Seven-time world champion Hamilton was surprisingly the first driver to pit, coming in on lap 29 despite telling his team his tyres were fine. It was disaster for Mercedes a lap later when Bottas’ front-right tyre refused to come off during his stop, leading to his second retirement of the season. That bumped up his teammate to fifth, but Mercedes’ weekend went from bad to worse as Hamilton was then undercut by Gasly, Sebastian Vettel’s Aston Martin and the second Red Bull of Sergio Perez, who jumped from eighth to fourth.
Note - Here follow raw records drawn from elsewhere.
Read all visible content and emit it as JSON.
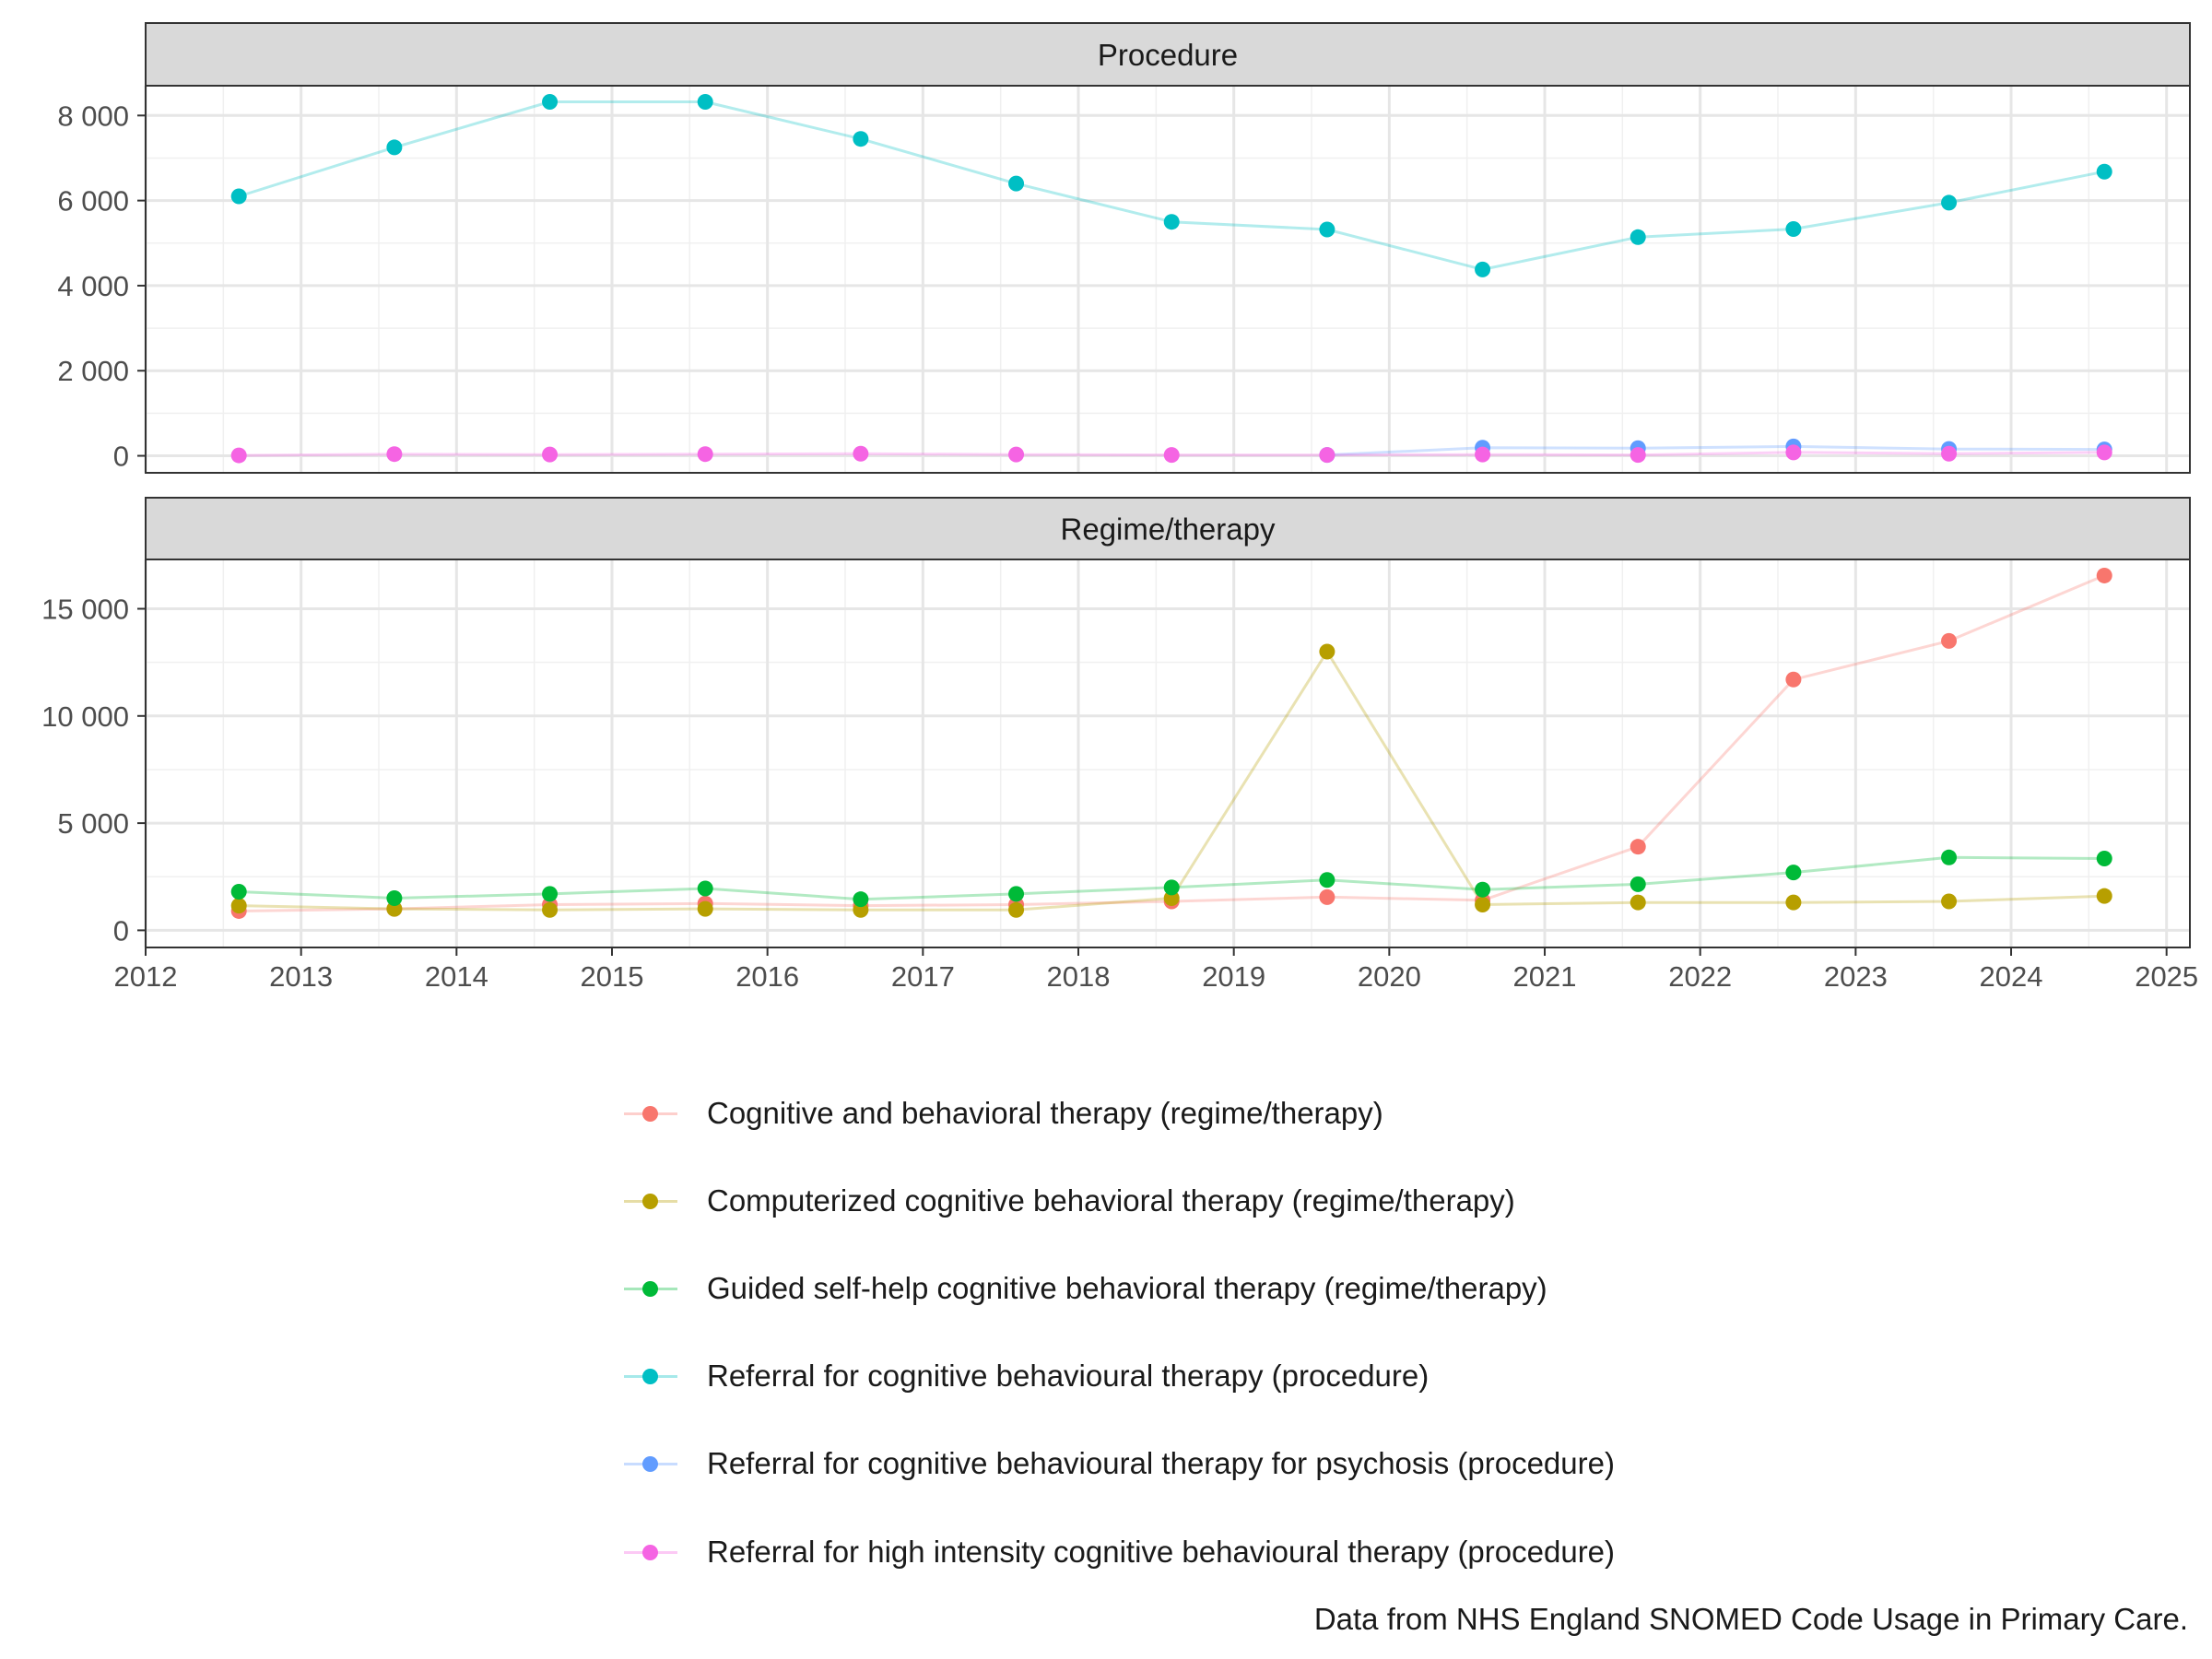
{
  "caption": "Data from NHS England SNOMED Code Usage in Primary Care.",
  "chart_data": {
    "type": "line",
    "facets": [
      {
        "title": "Procedure",
        "ylim": [
          -400,
          8700
        ],
        "yticks": [
          0,
          2000,
          4000,
          6000,
          8000
        ],
        "ytick_labels": [
          "0",
          "2 000",
          "4 000",
          "6 000",
          "8 000"
        ],
        "series": [
          {
            "name": "Referral for cognitive behavioural therapy (procedure)",
            "color": "#00BFC4",
            "x": [
              2012.6,
              2013.6,
              2014.6,
              2015.6,
              2016.6,
              2017.6,
              2018.6,
              2019.6,
              2020.6,
              2021.6,
              2022.6,
              2023.6,
              2024.6
            ],
            "values": [
              6100,
              7250,
              8320,
              8320,
              7450,
              6400,
              5500,
              5320,
              4380,
              5140,
              5330,
              5950,
              6680
            ]
          },
          {
            "name": "Referral for cognitive behavioural therapy for psychosis (procedure)",
            "color": "#619CFF",
            "x": [
              2019.6,
              2020.6,
              2021.6,
              2022.6,
              2023.6,
              2024.6
            ],
            "values": [
              20,
              190,
              180,
              220,
              160,
              150
            ]
          },
          {
            "name": "Referral for high intensity cognitive behavioural therapy (procedure)",
            "color": "#F564E3",
            "x": [
              2012.6,
              2013.6,
              2014.6,
              2015.6,
              2016.6,
              2017.6,
              2018.6,
              2019.6,
              2020.6,
              2021.6,
              2022.6,
              2023.6,
              2024.6
            ],
            "values": [
              10,
              40,
              30,
              40,
              50,
              30,
              20,
              20,
              30,
              20,
              80,
              50,
              80
            ]
          }
        ]
      },
      {
        "title": "Regime/therapy",
        "ylim": [
          -800,
          17300
        ],
        "yticks": [
          0,
          5000,
          10000,
          15000
        ],
        "ytick_labels": [
          "0",
          "5 000",
          "10 000",
          "15 000"
        ],
        "series": [
          {
            "name": "Cognitive and behavioral therapy (regime/therapy)",
            "color": "#F8766D",
            "x": [
              2012.6,
              2013.6,
              2014.6,
              2015.6,
              2016.6,
              2017.6,
              2018.6,
              2019.6,
              2020.6,
              2021.6,
              2022.6,
              2023.6,
              2024.6
            ],
            "values": [
              900,
              1000,
              1200,
              1250,
              1150,
              1200,
              1350,
              1550,
              1400,
              3900,
              11700,
              13500,
              16550
            ]
          },
          {
            "name": "Computerized cognitive behavioral therapy (regime/therapy)",
            "color": "#B79F00",
            "x": [
              2012.6,
              2013.6,
              2014.6,
              2015.6,
              2016.6,
              2017.6,
              2018.6,
              2019.6,
              2020.6,
              2021.6,
              2022.6,
              2023.6,
              2024.6
            ],
            "values": [
              1150,
              1000,
              950,
              1000,
              950,
              950,
              1500,
              13000,
              1200,
              1300,
              1300,
              1350,
              1600
            ]
          },
          {
            "name": "Guided self-help cognitive behavioral therapy (regime/therapy)",
            "color": "#00BA38",
            "x": [
              2012.6,
              2013.6,
              2014.6,
              2015.6,
              2016.6,
              2017.6,
              2018.6,
              2019.6,
              2020.6,
              2021.6,
              2022.6,
              2023.6,
              2024.6
            ],
            "values": [
              1800,
              1500,
              1700,
              1950,
              1450,
              1700,
              2000,
              2350,
              1900,
              2150,
              2700,
              3400,
              3350
            ]
          }
        ]
      }
    ],
    "xlim": [
      2012,
      2025.15
    ],
    "xticks": [
      2012,
      2013,
      2014,
      2015,
      2016,
      2017,
      2018,
      2019,
      2020,
      2021,
      2022,
      2023,
      2024,
      2025
    ],
    "xtick_labels": [
      "2012",
      "2013",
      "2014",
      "2015",
      "2016",
      "2017",
      "2018",
      "2019",
      "2020",
      "2021",
      "2022",
      "2023",
      "2024",
      "2025"
    ],
    "grid": true,
    "legend_position": "bottom",
    "legend": [
      {
        "label": "Cognitive and behavioral therapy (regime/therapy)",
        "color": "#F8766D"
      },
      {
        "label": "Computerized cognitive behavioral therapy (regime/therapy)",
        "color": "#B79F00"
      },
      {
        "label": "Guided self-help cognitive behavioral therapy (regime/therapy)",
        "color": "#00BA38"
      },
      {
        "label": "Referral for cognitive behavioural therapy (procedure)",
        "color": "#00BFC4"
      },
      {
        "label": "Referral for cognitive behavioural therapy for psychosis (procedure)",
        "color": "#619CFF"
      },
      {
        "label": "Referral for high intensity cognitive behavioural therapy (procedure)",
        "color": "#F564E3"
      }
    ]
  }
}
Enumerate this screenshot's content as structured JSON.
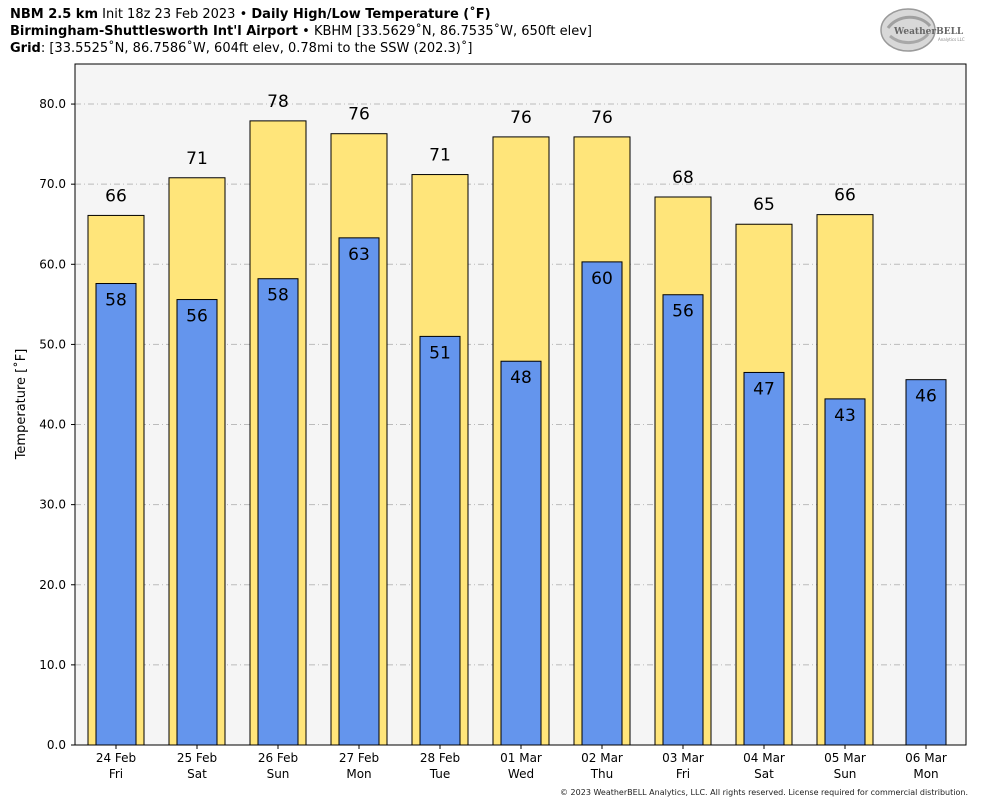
{
  "header": {
    "line1_bold_a": "NBM 2.5 km",
    "line1_mid": " Init 18z 23 Feb 2023 • ",
    "line1_bold_b": "Daily High/Low Temperature (˚F)",
    "line2_bold": "Birmingham-Shuttlesworth Int'l Airport",
    "line2_rest": " • KBHM [33.5629˚N, 86.7535˚W, 650ft elev]",
    "line3_bold": "Grid",
    "line3_rest": ": [33.5525˚N, 86.7586˚W, 604ft elev, 0.78mi to the SSW (202.3)˚]"
  },
  "logo": {
    "icon": "weatherbell-logo",
    "text": "WeatherBELL",
    "sub": "Analytics LLC"
  },
  "copyright": "© 2023 WeatherBELL Analytics, LLC. All rights reserved. License required for commercial distribution.",
  "colors": {
    "high": "#ffe57a",
    "low": "#6495ed",
    "plot_bg": "#f5f5f5",
    "grid": "#bbbbbb"
  },
  "chart_data": {
    "type": "bar",
    "ylabel": "Temperature [˚F]",
    "ylim": [
      0,
      85
    ],
    "yticks": [
      "0.0",
      "10.0",
      "20.0",
      "30.0",
      "40.0",
      "50.0",
      "60.0",
      "70.0",
      "80.0"
    ],
    "grid": true,
    "categories": [
      [
        "24 Feb",
        "Fri"
      ],
      [
        "25 Feb",
        "Sat"
      ],
      [
        "26 Feb",
        "Sun"
      ],
      [
        "27 Feb",
        "Mon"
      ],
      [
        "28 Feb",
        "Tue"
      ],
      [
        "01 Mar",
        "Wed"
      ],
      [
        "02 Mar",
        "Thu"
      ],
      [
        "03 Mar",
        "Fri"
      ],
      [
        "04 Mar",
        "Sat"
      ],
      [
        "05 Mar",
        "Sun"
      ],
      [
        "06 Mar",
        "Mon"
      ]
    ],
    "series": [
      {
        "values": [
          66,
          71,
          78,
          76,
          71,
          76,
          76,
          68,
          65,
          66,
          null
        ],
        "plotted": [
          66.1,
          70.8,
          77.9,
          76.3,
          71.2,
          75.9,
          75.9,
          68.4,
          65.0,
          66.2,
          null
        ]
      },
      {
        "values": [
          58,
          56,
          58,
          63,
          51,
          48,
          60,
          56,
          47,
          43,
          46
        ],
        "plotted": [
          57.6,
          55.6,
          58.2,
          63.3,
          51.0,
          47.9,
          60.3,
          56.2,
          46.5,
          43.2,
          45.6
        ]
      }
    ]
  }
}
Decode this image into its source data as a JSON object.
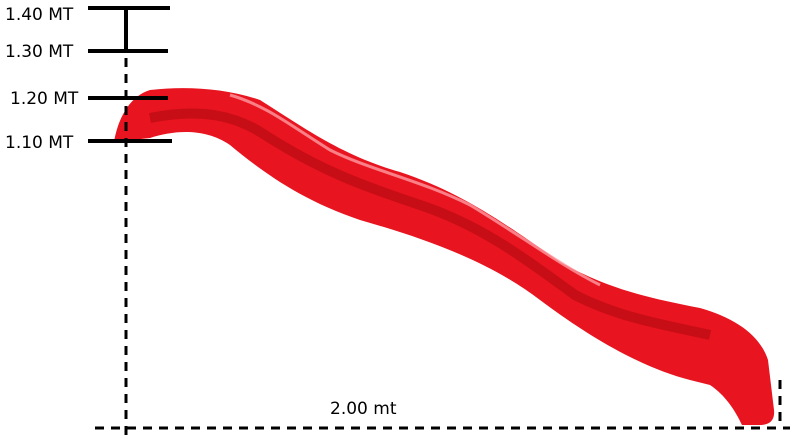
{
  "heights": [
    "1.40 MT",
    "1.30 MT",
    "1.20 MT",
    "1.10 MT"
  ],
  "length": "2.00 mt"
}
“How did it happen?” Hamilton, who finished seventh, the same position he started in, asked his team on the radio. That introspection continued after the race — “We’ll look internally, have some good discussions and come back stronger the next race. We obviously have some weak points with our car, and this race and the next race will be just as tough I think. For us, at this cold circuit it’s really hard to get the tyres working” — and will continue into the next race in Azerbaijan — “[It’s] another street circuit, another one that’s a very cold, very smooth circuit, so another one that we could struggle at, similar to here. So we’re just going to have to work and try and see how we can minimise that loss… We’ve got a good battle on our hands.”
The race result meant Mercedes lost the lead in both championships for the first time since the German Grand Prix midway through the 2018 season. It is the first time Red Bull has topped either table in F1’s hybrid era, which Mercedes has comprehensively dominated by winning both titles every year since it began in 2014. For Red Bull engine supplier Honda, which is exiting the sport at the end of the season, it was the first time that it had led either championship since Ayrton Senna and McLaren won in 1991.